Females’ propensity to deposit more subcutaneous fat in places like their hips, buttocks and the backs of their arms, is protective against brain inflammation, which can result in problems like dementia and stroke, at least until menopause, according to researchers from the Department of Neuroscience and Regenerative Medicine at the Medical College of Georgia at Augusta University.
Males of essentially any age have a greater propensity to deposit fat around the major organs in their abdominal cavity, called visceral adiposity, which is known to be far more inflammatory. And, before females reach menopause, males are considered at much higher risk for inflammation-related problems from heart attack to stroke. The findings were reported in the paper, ‘Sex Differences in Adipose Tissue Distribution Determine Susceptibility to Neuroinflammation in Mice With Dietary Obesity’, published in Diabetes.
“When people think about protection in women, their first thought is oestrogen,” explained Dr Alexis M Stranahan, a neuroscientist in the Department of Neuroscience and Regenerative Medicine at the Medical College of Georgia at Augusta University. “But we need to get beyond the kind of simplistic idea that every sex difference involves hormone differences and hormone exposure. We need to really think more deeply about the underlying mechanisms for sex differences so that we can treat them and acknowledge the role that sex plays in different clinical outcomes.”
Diet and genetics are other likely factors that explain the differences broadly assigned to oestrogen, added Stranahan, corresponding author of a study.
She acknowledges that the findings are potentially heretical and revolutionary and certainly surprising even to her.
“We did these experiments to try and nail down, first of all, what happens first, the hormone perturbation, the inflammation or the brain changes.”
To learn more about how the brain becomes inflamed, they looked at increases in the amount and location of fat tissue as well as levels of sex hormones and brain inflammation in male and female mice at different time intervals as they grew fatter on a high-fat diet.
Since, much like with people, obese female mice tend to have more subcutaneous fat and less visceral fat than male mice, they reasoned that the distinctive fat patterns might be a key reason for the protection from inflammation the females enjoy before menopause.
They found again the distinctive patterns of fat distribution in males and females in response to a high-fat diet. They found no indicators of brain inflammation or insulin resistance, which also increase inflammation and can lead to diabetes, until after the female mice reached menopause. At about 48 weeks, menstruation stops and fat positioning on the females starts to shift somewhat, to become more like males.
They then compared the impact of the high-fat diet, which is known to increase inflammation body wide, in mice of both sexes following surgery, similar to liposuction, to remove subcutaneous fat. They did nothing to directly interfere with normal oestrogen levels, like removing the ovaries.
The subcutaneous fat loss increased brain inflammation in females without moving the dial on levels of their oestrogen and other sex hormones.
“When we took subcutaneous fat out of the equation, all of a sudden the females’ brains start to exhibit inflammation the way that male brains do, and the females gained more visceral fat,” she added. “It kind of shunted everything toward that other storage location.”
The transition occurred over about three months, which translates to several years in human time.
By comparison, it was only after menopause, that the females who did not have subcutaneous fat removed but did eat a high-fat diet, showed brain inflammation levels similar to the males. When subcutaneous fat was removed from mice on a low-fat diet at an early age, they developed a little more visceral fat and a little more inflammation in the fat. But Stranahan and her colleagues saw no evidence of inflammation in the brain.
BMI is likely not a very meaningful tool, she says. An also easy and more accurate indicator of both metabolic risk and potentially brain health, is the also easy-to-calculate waist to hip ratio, she added.
“We can’t just say obesity. We have to start talking about where the fat is. That is the critical element here.”
She noted that the new study looked specifically in the hippocampus and hypothalamus of the brain. The hypothalamus controls metabolism and exhibits changes with inflammation from obesity that help control conditions that develop body wide as a result. The hippocampus, a centre of learning and memory, is regulated by signals associated with those pathologies but doesn’t control them.

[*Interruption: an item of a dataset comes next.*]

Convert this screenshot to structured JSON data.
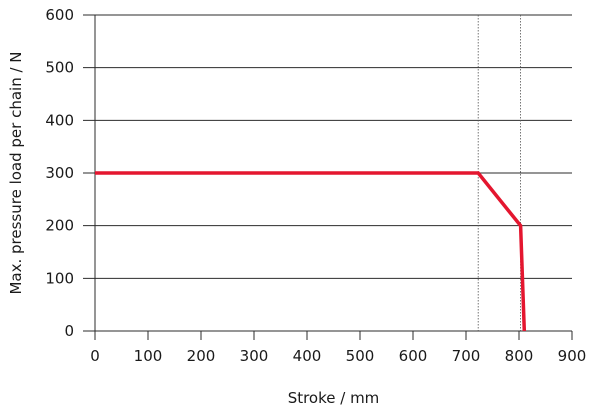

While these are good places to start such explorations, other regions of the brain could respond very differently, so she is already looking at the impact of loss of subcutaneous fat in others. Also, since her evidence indicates oestrogen may not explain the protection females have, Stranahan wants to better define what does. One of her suspects is the clear chromosomal differences between the XX female and the XY male.
Stranahan has been studying the impact of obesity on the brain for several years and is among the first scientists to show that visceral fat promotes brain inflammation in obese male mice, and, conversely, transplanting subcutaneous fat reduces their brain inflammation. Females also have naturally higher levels of proteins that can tamp down inflammation. It’s been shown that in males, but not females, microglia, immune cells in the brain, are activated by a high-fat diet.
She concluded that some consider the reason that females have higher stores of subcutaneous fat is to enable sufficient energy stores for reproduction, and she is not challenging the relationship. But many questions remain like how much fat is needed to maintain fertility versus the level that will affect your metabolism.
This research was supported by the National Institutes of Health.